Most of the indigenous people of Sarawak find the bark useful. Some would pound the bark and use it as a poultice to treat sprains. Some pound leaves together and squeeze the juice out to cure skin dieseases.
The leaves are often heated over charcoal and placed on sore arms to relax muscles and reduce tiredness.
The seeds are often used for its oil which can be made into soaps and simple oil for massage by Iban housewives.
The engkala as a fruit is a welcome dish in many Iban families.
6 comments:
don't know if I know this one.
What about the roots that you pound to get white milk juice, to throw to river to catch fish, or my mum used to dilute to use as pesticide for plants.
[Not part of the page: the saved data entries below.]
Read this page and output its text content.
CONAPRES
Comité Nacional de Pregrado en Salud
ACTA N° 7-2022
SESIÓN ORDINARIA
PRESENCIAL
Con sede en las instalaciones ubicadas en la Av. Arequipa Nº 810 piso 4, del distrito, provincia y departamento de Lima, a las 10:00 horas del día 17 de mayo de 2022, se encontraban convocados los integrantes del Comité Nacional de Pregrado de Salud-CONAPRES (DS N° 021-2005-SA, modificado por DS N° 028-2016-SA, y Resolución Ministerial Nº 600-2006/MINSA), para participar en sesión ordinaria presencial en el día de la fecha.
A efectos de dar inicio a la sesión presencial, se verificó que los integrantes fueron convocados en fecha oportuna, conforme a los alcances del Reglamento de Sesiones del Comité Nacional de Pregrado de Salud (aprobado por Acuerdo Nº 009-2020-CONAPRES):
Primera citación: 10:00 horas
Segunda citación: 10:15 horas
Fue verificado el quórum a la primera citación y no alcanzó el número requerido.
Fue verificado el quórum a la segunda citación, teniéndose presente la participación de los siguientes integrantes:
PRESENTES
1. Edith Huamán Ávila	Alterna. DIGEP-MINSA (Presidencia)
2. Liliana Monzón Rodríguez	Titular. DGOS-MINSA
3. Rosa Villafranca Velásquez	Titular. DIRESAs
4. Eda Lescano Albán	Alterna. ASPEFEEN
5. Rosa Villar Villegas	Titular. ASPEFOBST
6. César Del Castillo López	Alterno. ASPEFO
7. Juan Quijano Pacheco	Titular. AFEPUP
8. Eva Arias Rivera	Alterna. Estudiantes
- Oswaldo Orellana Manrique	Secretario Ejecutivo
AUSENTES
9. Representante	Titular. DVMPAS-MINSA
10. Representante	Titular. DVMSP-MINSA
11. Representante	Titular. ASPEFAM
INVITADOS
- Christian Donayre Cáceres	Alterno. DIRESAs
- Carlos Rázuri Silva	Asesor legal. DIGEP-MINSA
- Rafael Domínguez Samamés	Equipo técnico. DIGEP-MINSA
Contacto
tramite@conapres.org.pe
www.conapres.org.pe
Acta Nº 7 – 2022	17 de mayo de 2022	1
You know the name?
i will give to my next door kakak whenever my father passed these fruits to me...very expensive
Fruit that I never seen.
the root to poison the fish is known as leilinjin
I can't remember if this is one or two things. Swimming in the Rejang River at upper Lanang Road at my Grand pa's place. we sometimes pick:
1. a helicopter propeller seed, we would throw it up and it would spin down. Great fun.
2: a flat seed/nut,about $1 size, peel off the skin and the nut is delicious.
I never know that engkala has many uses. It is good to know.